Tra i documenti reperiti nei lager nazisti dall’ITS (vedi la prima parte di “Ordine e burocrazia”) ce n’è uno particolarmente curioso che non riguarda espressamente Osiride Brovedani, ma che è esemplificativo del funzionamento della burocrazia nazista. In questo documento si trasferiscono da Buchenwald a Dora 144 prigionieri unitamente a 113 fagotti, 22 bagagli e 1 pacchetto sigillato con oggetti di valore (in altre pagine dello stesso documento si suddivide in valigie, cestini, pacchetti legati con lo spago). Tralasciando l’equiparazione di persone e cose, salta subito all’occhio quanto precise siano le descrizioni.
Seguono quattro righe di testo, che ripetono in maniera logorroica lo stesso concetto per tre volte. La certificazione degli oggetti viene confermata, viene confermata tre volte, e poi sottoscritta con firme.
Questa burocratizzazione ossessiva che scopo aveva? Hannah Arendt e Zygmunt Bauman hanno dedicato la loro vita a rispondere a questa domanda. Lo sterminio degli ebrei è stata un’operazione burocratica, e veniva vissuta in questa maniera solo grazie al fatto che l’organizzazione zittiva il senso di responsabilità personale. L’abilità del nazionalsocialismo è stata quella di costruire un sistema in cui la cultura di un lavoro ben fatto per il quale il lavoratore si accontentava unicamente di averlo compiuto con diligenza senza interrogarsi riguardo allo scopo e all’intenzionalità.

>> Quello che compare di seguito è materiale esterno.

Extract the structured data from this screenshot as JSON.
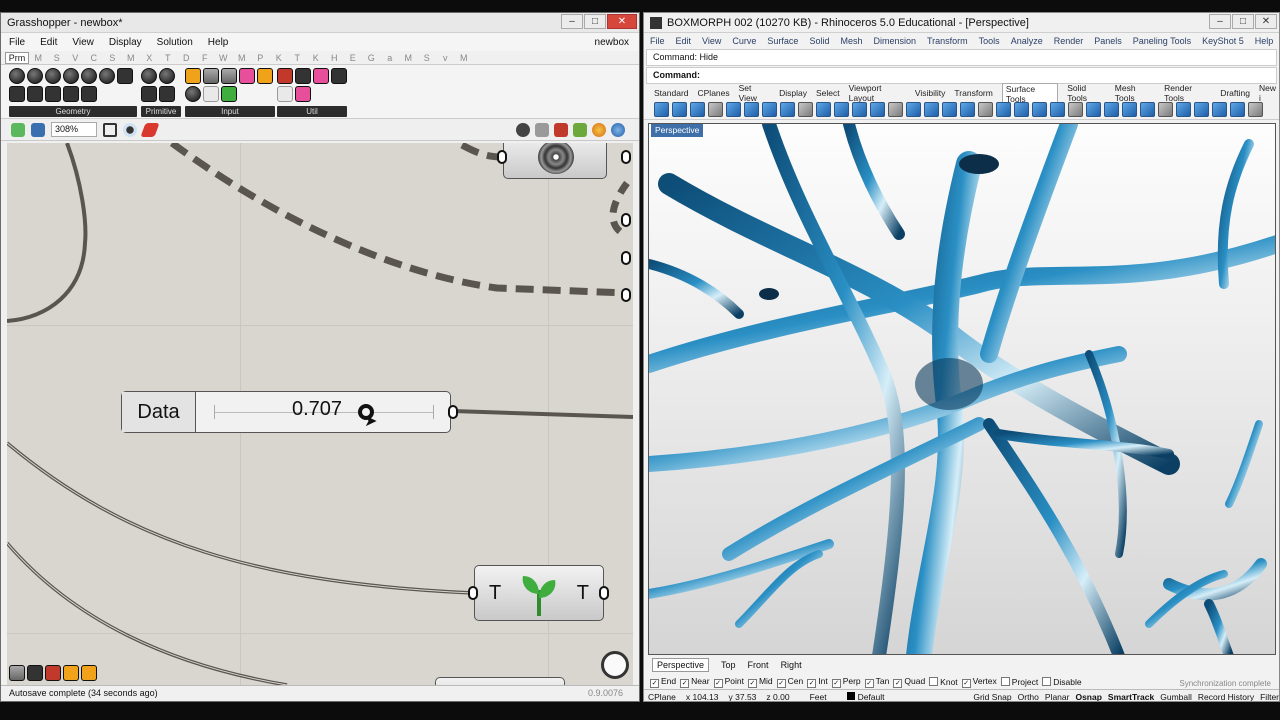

Lo scopo del lavoratore era fare bene il proprio lavoro, indipendentemente da quale fosse questo lavoro. Prendiamo Eichmann, colui che gestì il trasporto ferroviario dei deportati. Fino all’ultimo si vantò dell’efficienza del suo operato, indipendentemente che quei treni trasportassero persone destinate alla morte. Non cagionò la morte di milioni di persone a causa di un’indole maligna, ma solo a causa di una completa inconsapevolezza di cosa significassero le proprie azioni. E’ questa la banalità del male, più difficile da eradicare perché meno manifesta e più letale: la totale indifferenza per le conseguenze dei propri gesti.

Punto di forza della macchina burocratica nazista era il funzionario, l’addetto, l’operaio, che portavano a compimento la propria mansione senza osservare la visione d’insieme. Ogni persona, con il suo atteggiamento di omertà ed indifferenza, era pienamente soddisfatta di avere assolto il proprio compito con dedizione assoluta.

Nel nostro archivio storico conserviamo decine di schede anagrafiche su Brovedani che riportano in maniera ossessiva gli stessi dati: nome, cognome, numero di matricola, 76360, data di nascita, città di provenienza. Schedature e archiviazioni continue che facevano sentire le SS dei grandi lavoratori, in pace con la coscienza per lo zelo con cui agivano.

L’organizzazione sovrastava, fino a nasconderlo, il senso di responsabilità personale; la disciplina, il rispetto delle regole, la responsabilità “tecnica” dell’operazione sostituirono la responsabilità morale. Da qui, le comuni risposte al processo di Norimberga “Stavo solo eseguendo gli ordini”. Stavo obbedendo alle regole, non ho colpe, anzi, ho il merito di aver eseguito con deferenza ciò che mi era stato detto di fare.

 

Ecco che emerge la spietata logica del male nella burocratica contabilità delle sue vittime, che la storia rinnova ancora oggi in tante aree di violenza. Per questo le schede anagrafiche su Brovedani hanno il valore della testimonianza che diventa insegnamento contro l’odio e l’indifferenza.